As of the 2020 United States census, there were 585 people, 249 households, and 154 families residing in the town.

===2000 census===
As of the census of 2000, there were 606 people, 223 households, and 152 families residing in the town. The population density was 197.2 PD/sqmi. There were 240 housing units at an average density of 78.1 /sqmi. The racial makeup of the town was 77.72% White, 11.39% African American, 0.50% Native American, 0.17% Asian, 8.75% from other races, and 1.49% from two or more races. Hispanic or Latino of any race were 14.19% of the population.

There were 223 households, out of which 26.0% had children under the age of 18 living with them, 54.3% were married couples living together, 11.2% had a female householder with no husband present, and 31.8% were non-families. 30.0% of all households were made up of individuals, and 14.3% had someone living alone who was 65 years of age or older. The average household size was 2.55 and the average family size was 3.15.

In the town, the population was spread out, with 20.6% under the age of 18, 9.6% from 18 to 24, 25.4% from 25 to 44, 21.8% from 45 to 64, and 22.6% who were 65 years of age or older. The median age was 42 years. For every 100 females, there were 85.3 males. For every 100 females age 18 and over, there were 82.9 males.

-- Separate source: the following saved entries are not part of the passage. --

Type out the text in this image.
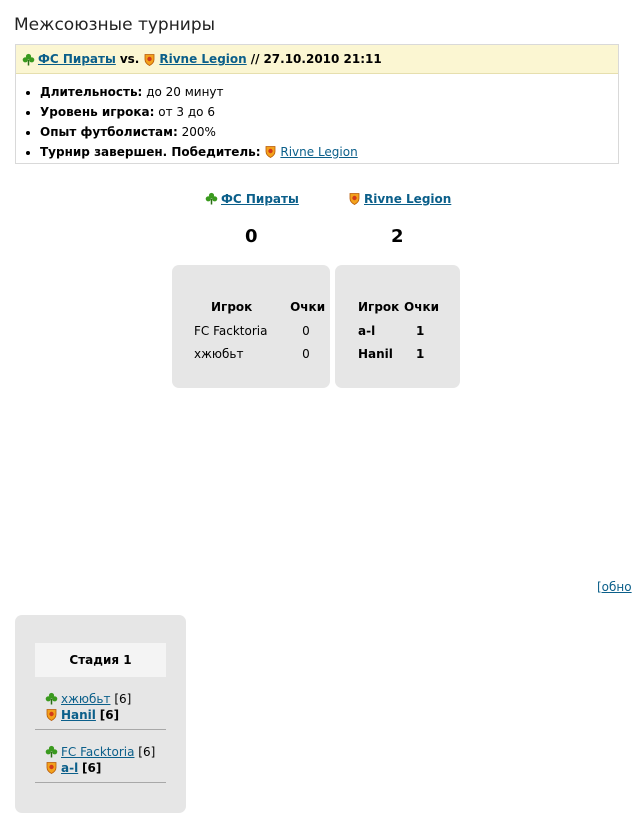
Межсоюзные турниры
ФС Пираты vs. Rivne Legion // 27.10.2010 21:11
• Длительность: до 20 минут
• Уровень игрока: от 3 до 6
• Опыт футболистам: 200%
• Турнир завершен. Победитель: Rivne Legion
ФС Пираты	Rivne Legion
0	2
Игрок	Очки
FC Facktoria	0
хжюбьт	0
Игрок	Очки
a-l	1
Hanil	1
[обно
Стадия 1
хжюбьт [6]
Hanil [6]
FC Facktoria [6]
a-l [6]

The median income for a household in the town was $35,000, and the median income for a family was $51,250. Males had a median income of $31,667 versus $37,750 for females. The per capita income for the town was $19,295. About 7.0% of families and 11.1% of the population were below the poverty line, including 10.3% of those under age 18 and 14.3% of those age 65 or over.

==Education==
Newton Grove is home to Hobbton High School, a small 1A division school established in 1957.